Dormir sin pantallas: una forma más tranquila de relajarse
Actualizado 22 de junio de 2026
Si tus noches terminan con una pantalla y empiezan con una lucha por dormir, lo más probable es que las dos cosas estén conectadas. Cambiar esa última pantalla por algo tranquilo es una de las formas más sencillas de ayudar a los niños a dormirse antes.
Aquí tienes por qué — y qué hacer en su lugar.
Por qué las pantallas dificultan el sueño
Hay dos razones. Primero, la luz brillante y azulada de una pantalla le dice al cerebro del niño que aún es de día, y retiene la melatonina — la hormona que trae el sueño.
Segundo, el contenido mismo — rápido, emocionante, interactivo — acelera el cerebro justo en el momento en que debería relajarse.
La hora antes de dormir
Procura apagar las pantallas una hora antes de dormir. Eso le da al cerebro tiempo para cambiar de marcha.
Atenúa las luces al mismo tiempo. Una luz baja y cálida indica «es de noche» mucho más claramente que las luces brillantes del techo, y ayuda a que toda la casa se calme.
Qué hacer en su lugar
Llena ese hueco con cosas tranquilas y cercanas: un baño caliente, juego sereno, un abrazo — y, sobre todo, un cuento de antes de dormir.
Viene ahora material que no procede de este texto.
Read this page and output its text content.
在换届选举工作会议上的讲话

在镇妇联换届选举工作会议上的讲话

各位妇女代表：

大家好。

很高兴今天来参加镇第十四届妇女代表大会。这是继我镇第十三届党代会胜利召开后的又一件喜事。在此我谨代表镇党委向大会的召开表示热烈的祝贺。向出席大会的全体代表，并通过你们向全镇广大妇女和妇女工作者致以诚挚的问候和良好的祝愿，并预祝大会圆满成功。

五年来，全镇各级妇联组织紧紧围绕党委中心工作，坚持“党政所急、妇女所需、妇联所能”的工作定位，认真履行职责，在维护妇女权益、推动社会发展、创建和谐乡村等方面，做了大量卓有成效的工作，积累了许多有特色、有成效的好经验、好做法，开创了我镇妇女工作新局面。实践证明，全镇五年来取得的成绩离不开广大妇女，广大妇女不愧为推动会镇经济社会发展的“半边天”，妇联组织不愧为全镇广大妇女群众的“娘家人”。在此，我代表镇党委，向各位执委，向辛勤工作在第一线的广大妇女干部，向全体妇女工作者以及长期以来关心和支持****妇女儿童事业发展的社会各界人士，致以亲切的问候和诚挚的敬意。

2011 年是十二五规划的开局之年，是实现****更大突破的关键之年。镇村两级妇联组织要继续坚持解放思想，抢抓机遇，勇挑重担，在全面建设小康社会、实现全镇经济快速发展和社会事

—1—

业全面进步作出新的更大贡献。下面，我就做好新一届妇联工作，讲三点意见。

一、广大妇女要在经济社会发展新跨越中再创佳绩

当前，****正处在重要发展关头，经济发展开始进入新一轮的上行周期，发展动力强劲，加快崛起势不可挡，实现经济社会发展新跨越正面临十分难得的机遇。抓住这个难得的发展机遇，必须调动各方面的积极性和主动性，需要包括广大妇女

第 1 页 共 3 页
Un cuento suave es lo contrario de una pantalla. Ralentiza la respiración, atenúa la luz en la mente y termina el día con cercanía en vez de estimulación. Es el cambio de pantalla más fácil que existe.
Hacer el cambio sin pelea
No lo cortes de golpe en un día difícil. Avisa cinco minutos antes, haz de «pantallas apagadas» una parte previsible de la rutina y — sobre todo — sustituye en lugar de solo quitar.
«Pantallas apagadas, cuento encendido» se vende mucho mejor que «pantallas apagadas». En una semana o dos, simplemente se vuelve la nueva normalidad.